Find all functions $f$ such that $f:\mathbb{N}\rightarrow\ \mathbb{N}$ and $f(f(n))+f(n+1)=n+2$
Let us plug in $n=1$
$f(f(1))+f(2)=3$
Since the function is from $\mathbb{N}$ to $\mathbb{N}$, $f(2)$ can only take the values $1,2$. Now we divide the problem into cases.
Case-1: $f(f(1))=2,f(2)=1$
We can assume that $f(1)=c$ for the time being. Then plugging in $n=3$ and using $f(2)=1$ gives $$f(3)=4-c$$ and again since the range of the function is positive integers,then $4-c$ has to be positive and hence $c$ belongs to {$1,2,3$}. Now, $$f(1)=c$$$$\implies f(f(1))=f(c)$$$$\implies 2=f(c)$$ by the assumption that $f(f(1))=2$ . Now,since $c$ can only take the values $1,2,3$,we start treating cases. If $c=1$,$$f(c)=2$$$$\implies f(1)=2$$ but we know from the deinition of $c$ that $f(1)=c=1$,a contradiction.If $c=2$,then $2=f(c)=f(2)$ but $f(2)=1$ by assumption. Finally,if $c=3$ $$2=f(c)=f(3)$$ but $$f(3)=4-c=4-3=1$$ which is once again a contradiction. Therefore there are no such functions in this case.

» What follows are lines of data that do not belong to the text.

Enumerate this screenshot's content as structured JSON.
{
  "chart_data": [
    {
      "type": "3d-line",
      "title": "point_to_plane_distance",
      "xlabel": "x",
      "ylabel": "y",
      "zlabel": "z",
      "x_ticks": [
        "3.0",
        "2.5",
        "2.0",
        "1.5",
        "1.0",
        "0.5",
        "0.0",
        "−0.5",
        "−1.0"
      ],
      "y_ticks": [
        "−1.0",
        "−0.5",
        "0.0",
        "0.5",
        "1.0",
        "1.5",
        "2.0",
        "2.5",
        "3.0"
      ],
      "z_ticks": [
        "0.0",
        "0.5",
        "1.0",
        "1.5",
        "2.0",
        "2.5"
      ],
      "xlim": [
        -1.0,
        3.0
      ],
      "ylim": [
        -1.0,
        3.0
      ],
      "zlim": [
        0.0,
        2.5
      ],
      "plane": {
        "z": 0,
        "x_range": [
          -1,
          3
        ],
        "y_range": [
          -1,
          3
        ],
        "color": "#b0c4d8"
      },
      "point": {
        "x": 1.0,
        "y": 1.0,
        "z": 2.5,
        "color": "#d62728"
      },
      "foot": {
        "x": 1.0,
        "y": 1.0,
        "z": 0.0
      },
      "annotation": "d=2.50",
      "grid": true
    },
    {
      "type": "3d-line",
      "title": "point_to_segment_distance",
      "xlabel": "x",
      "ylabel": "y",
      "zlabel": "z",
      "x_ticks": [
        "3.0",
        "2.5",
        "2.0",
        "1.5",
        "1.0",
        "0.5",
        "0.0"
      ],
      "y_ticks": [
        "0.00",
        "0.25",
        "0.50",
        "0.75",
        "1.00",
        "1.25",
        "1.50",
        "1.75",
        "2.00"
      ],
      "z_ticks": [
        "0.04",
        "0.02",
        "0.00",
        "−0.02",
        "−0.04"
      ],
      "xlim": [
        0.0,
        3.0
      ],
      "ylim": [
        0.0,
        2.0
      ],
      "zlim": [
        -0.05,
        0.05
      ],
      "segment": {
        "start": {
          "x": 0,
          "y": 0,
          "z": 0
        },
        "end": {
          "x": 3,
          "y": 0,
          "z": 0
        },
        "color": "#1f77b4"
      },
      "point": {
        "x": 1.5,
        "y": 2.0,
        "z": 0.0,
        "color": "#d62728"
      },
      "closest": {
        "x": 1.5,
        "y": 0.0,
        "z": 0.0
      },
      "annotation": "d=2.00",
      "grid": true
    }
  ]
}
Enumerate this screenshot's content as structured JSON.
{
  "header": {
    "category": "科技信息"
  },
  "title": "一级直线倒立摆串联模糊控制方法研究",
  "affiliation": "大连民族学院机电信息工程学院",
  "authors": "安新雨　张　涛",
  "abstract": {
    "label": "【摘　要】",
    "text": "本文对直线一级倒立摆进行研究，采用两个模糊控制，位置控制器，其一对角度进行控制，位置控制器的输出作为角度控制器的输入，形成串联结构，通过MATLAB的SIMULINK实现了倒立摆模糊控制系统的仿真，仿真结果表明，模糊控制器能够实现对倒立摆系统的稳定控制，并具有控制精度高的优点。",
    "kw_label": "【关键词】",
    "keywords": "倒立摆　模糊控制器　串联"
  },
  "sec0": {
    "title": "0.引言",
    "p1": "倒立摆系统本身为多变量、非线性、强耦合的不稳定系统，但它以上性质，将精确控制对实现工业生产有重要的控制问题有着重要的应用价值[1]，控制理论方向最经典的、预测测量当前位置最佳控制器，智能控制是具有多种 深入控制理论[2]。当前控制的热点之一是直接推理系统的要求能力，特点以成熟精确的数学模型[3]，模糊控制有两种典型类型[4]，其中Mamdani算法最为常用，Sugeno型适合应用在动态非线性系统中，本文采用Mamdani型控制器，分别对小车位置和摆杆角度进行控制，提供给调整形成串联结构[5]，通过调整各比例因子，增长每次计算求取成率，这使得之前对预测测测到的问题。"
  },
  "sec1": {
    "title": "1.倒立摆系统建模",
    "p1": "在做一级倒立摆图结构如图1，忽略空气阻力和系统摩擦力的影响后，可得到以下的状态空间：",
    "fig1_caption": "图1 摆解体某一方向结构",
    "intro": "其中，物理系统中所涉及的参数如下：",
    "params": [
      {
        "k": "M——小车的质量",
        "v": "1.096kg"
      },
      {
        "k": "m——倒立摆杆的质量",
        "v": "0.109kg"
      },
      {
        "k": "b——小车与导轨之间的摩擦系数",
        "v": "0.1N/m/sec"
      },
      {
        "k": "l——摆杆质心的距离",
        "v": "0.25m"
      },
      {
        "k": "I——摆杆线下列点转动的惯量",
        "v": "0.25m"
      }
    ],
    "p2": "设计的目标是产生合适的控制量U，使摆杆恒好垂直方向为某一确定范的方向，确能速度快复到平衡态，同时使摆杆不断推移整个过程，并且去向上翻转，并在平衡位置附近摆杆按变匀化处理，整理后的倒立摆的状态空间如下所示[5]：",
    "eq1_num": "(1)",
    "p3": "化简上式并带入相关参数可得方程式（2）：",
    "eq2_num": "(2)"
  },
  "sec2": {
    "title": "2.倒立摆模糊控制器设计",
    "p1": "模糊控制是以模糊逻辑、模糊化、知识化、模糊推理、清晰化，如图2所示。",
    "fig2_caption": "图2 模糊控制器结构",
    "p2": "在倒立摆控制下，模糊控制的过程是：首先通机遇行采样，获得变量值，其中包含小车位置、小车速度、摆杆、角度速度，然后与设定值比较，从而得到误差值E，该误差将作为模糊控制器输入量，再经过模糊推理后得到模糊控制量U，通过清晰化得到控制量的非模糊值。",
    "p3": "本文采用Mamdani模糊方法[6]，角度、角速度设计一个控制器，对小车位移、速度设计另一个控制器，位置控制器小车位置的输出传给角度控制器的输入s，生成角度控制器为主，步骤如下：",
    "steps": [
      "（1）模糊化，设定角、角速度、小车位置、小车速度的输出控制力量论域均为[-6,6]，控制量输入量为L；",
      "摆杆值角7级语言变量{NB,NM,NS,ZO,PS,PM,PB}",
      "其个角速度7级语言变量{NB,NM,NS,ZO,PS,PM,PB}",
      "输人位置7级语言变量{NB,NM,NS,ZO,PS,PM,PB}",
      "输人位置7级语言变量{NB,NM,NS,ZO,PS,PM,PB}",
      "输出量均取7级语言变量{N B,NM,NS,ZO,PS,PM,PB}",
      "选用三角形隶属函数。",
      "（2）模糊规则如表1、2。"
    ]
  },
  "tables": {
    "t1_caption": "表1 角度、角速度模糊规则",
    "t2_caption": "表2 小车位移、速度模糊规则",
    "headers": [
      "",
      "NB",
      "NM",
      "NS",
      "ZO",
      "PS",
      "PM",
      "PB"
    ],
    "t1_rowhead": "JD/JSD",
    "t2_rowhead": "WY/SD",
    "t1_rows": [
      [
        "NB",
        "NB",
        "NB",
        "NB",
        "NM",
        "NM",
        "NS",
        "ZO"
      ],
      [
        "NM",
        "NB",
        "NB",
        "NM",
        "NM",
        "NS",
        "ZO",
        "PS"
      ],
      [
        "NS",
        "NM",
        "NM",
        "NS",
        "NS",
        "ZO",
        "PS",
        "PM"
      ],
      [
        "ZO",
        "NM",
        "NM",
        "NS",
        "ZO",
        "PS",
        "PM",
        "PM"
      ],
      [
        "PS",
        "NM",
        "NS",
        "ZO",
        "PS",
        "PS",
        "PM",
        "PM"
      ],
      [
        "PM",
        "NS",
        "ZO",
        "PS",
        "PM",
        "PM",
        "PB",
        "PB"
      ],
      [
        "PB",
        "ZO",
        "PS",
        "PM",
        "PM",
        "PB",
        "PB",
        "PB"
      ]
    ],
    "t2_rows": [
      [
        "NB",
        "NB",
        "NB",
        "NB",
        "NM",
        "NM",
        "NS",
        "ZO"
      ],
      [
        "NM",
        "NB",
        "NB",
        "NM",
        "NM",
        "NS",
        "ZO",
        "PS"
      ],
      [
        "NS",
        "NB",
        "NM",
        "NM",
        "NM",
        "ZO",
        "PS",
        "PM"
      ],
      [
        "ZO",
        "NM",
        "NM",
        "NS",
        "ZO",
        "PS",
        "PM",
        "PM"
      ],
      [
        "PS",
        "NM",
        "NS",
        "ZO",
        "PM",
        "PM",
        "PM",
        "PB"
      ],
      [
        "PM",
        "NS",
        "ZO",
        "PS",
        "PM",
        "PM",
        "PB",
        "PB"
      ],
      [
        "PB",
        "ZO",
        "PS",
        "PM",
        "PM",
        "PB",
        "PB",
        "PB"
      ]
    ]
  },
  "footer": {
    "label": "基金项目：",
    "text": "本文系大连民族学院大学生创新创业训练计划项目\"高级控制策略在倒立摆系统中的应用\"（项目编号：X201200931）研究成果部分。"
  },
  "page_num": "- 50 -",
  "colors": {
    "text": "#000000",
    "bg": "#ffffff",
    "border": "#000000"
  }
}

Case-2: $f(f(1))=1,f(2)=2$
Again assuming $f(1)=c$ and using $f(n)\le n$ along with plugging $n=c-1$ will give us that $f(1)=1$ and then it is easy to prove that such a function exists by recursion. I can only give a "sort of recursive" way to define the function. Here it goes $$f:\mathbb{N}\rightarrow \mathbb{N}$$$$f(1)=1$$$$f(n)=n+1-f(f(n-1))$$
But this case is harder to deal with.Some help will be appreciated.
This answer doesn't attempt to solve following functional equation from first principle.
$$f(n+1) + f(f(n)) = n+2,\quad\text{ for } n \ge 1\tag{*1}$$
Instead, it verify the function $\left\lceil \frac{n}{\phi}\right\rceil$ appeared in OEIS A019446 is a solution of $(*1)$.
For any fixed $n \ge 1$, since $\phi$ is irrational, there exists 3 numbers $\epsilon_1,\epsilon_2,\epsilon_3 \in (0,1)$ such that: $$ \left\lceil \frac{n+1}{\phi} \right\rceil = \frac{n+1}{\phi} + \epsilon_1, \quad \left\lceil \frac{n}{\phi} \right\rceil = \frac{n}{\phi} + \epsilon_2, \quad\text{ and }\quad \left\lceil\frac{1}{\phi}\left\lceil \frac{n}{\phi} \right\rceil\right\rceil = \frac{1}{\phi}\left\lceil \frac{n}{\phi} \right\rceil + \epsilon_3 $$
Substitute this into $(*1)$, this is equivalent to showing:
$$\left( \frac{n+1}{\phi} + \epsilon_1 \right) + \frac{1}{\phi}\left(\frac{n}{\phi} + \epsilon_2\right) + \epsilon_3 \stackrel{?}{=} n + 2 \iff ( \frac{1}{\phi} + \epsilon_1 ) + \frac{\epsilon_2}{\phi} + \epsilon_3 \stackrel{?}{=} 2 $$ There are two possible cases:
$$\frac{n+1}{\phi} > \left\lceil\frac{n}{\phi}\right\rceil \implies \frac{1}{\phi} + \epsilon_1 = \epsilon_2 + 1 \implies \left( \frac{1}{\phi} + \epsilon_1 \right) + \frac{\epsilon_2}{\phi} = \phi \epsilon_2 + 1 \in (1,2) $$
In both cases, since $\epsilon_3 \in (0,1)$, we have $$\left( \frac{1}{\phi} + \epsilon_1 \right) + \frac{\epsilon_2}{\phi} \in [1,2) \implies \left( \frac{1}{\phi} + \epsilon_1 \right) + \frac{\epsilon_2}{\phi} + \epsilon_3 \in (1,3) $$ Since by construction, the LHS of this expression is an integer, it has to be $2$ and hence $(*1)$ is satisfied.